I created my sentence chunk in a different page to avoid being caught up and deleted in the edit war.

(Thomas N. P7)- Both "Today's Kids Are, Like, Killing the English Language" by Kirk Johnson and "What Are Friends For?" by Marion Winik utilize contrasting diction; high, formal diction is used to promote the author's ethos while almost casual diction is used to juxtapose, providing humor and a sense of intimacy for the audience with the author. Johnson follows up his hypothetical statement "'If you're having broccoli for dinner... I'm, like, out of here!" by describing it as "less harsh and confrontational than saying flatly that the serving of an unpalatable vegetable would require a fleeing of the premises" (169).
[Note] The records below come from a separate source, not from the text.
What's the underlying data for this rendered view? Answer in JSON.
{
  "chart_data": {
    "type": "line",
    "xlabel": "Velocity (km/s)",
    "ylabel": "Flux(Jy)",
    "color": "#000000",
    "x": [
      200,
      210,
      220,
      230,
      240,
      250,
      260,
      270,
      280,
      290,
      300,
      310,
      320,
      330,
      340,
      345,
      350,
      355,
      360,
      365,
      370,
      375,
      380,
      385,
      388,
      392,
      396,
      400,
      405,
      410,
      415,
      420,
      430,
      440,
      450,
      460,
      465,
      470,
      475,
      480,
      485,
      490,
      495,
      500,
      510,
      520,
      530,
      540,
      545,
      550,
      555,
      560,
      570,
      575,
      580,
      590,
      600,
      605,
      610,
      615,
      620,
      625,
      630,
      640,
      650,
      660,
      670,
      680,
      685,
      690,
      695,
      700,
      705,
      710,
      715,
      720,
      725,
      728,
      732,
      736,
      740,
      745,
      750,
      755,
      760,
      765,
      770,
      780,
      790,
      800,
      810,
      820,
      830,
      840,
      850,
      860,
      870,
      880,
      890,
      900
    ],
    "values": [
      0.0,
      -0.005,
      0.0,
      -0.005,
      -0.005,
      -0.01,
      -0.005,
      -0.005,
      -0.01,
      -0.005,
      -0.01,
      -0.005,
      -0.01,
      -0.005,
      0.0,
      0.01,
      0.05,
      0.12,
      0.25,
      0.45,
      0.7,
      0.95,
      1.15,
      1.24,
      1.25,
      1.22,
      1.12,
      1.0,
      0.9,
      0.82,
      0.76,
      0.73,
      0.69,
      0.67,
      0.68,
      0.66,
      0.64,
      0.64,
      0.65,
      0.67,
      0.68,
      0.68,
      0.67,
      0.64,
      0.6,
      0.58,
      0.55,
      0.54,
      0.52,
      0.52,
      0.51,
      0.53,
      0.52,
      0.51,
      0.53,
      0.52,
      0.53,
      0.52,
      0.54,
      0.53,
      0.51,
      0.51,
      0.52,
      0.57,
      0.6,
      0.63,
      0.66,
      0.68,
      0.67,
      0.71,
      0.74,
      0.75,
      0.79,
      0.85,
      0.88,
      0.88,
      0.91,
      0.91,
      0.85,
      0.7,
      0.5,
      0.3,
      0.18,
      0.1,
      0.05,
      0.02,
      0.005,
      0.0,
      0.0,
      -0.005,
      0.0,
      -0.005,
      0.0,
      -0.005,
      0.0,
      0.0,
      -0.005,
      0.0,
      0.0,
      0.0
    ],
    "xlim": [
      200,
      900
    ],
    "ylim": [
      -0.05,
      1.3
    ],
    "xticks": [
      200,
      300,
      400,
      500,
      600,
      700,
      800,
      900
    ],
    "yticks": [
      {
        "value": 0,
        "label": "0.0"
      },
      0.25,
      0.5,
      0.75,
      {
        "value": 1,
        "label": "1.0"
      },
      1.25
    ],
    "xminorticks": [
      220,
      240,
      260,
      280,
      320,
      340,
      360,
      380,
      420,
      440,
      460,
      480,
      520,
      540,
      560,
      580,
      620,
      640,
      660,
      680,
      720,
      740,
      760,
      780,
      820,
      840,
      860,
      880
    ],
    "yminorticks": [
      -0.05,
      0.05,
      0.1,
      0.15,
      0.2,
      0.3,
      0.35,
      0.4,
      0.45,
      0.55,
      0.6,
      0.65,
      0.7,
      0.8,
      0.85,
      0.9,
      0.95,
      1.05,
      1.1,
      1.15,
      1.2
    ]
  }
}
The more down-to-earth diction humors the reader with its absurdity, making the author feel closer to the audience in his thought processes. This is extended, but also juxtaposed with his subsequent erudite analyzation of the same absurd sentence; this intellectual observation even makes sense upon closer examination, giving credibility to the author. Winik does the same in her essay, describing former friends as "at best a wistful memory, at worst a dangerous enemy who is in possession of many of your deepest secrets", but then goes on to say that "cult religions" and "drugs" are major creators of these friends (2). The more scholarly part of her description describes a phenomenon that may connect with the reader, providing credibility because the audience is in agreement with her. However, Winik amuses the reader by listing strange situations in which these friends would be created, keeping the reader interested and feeling close with the author.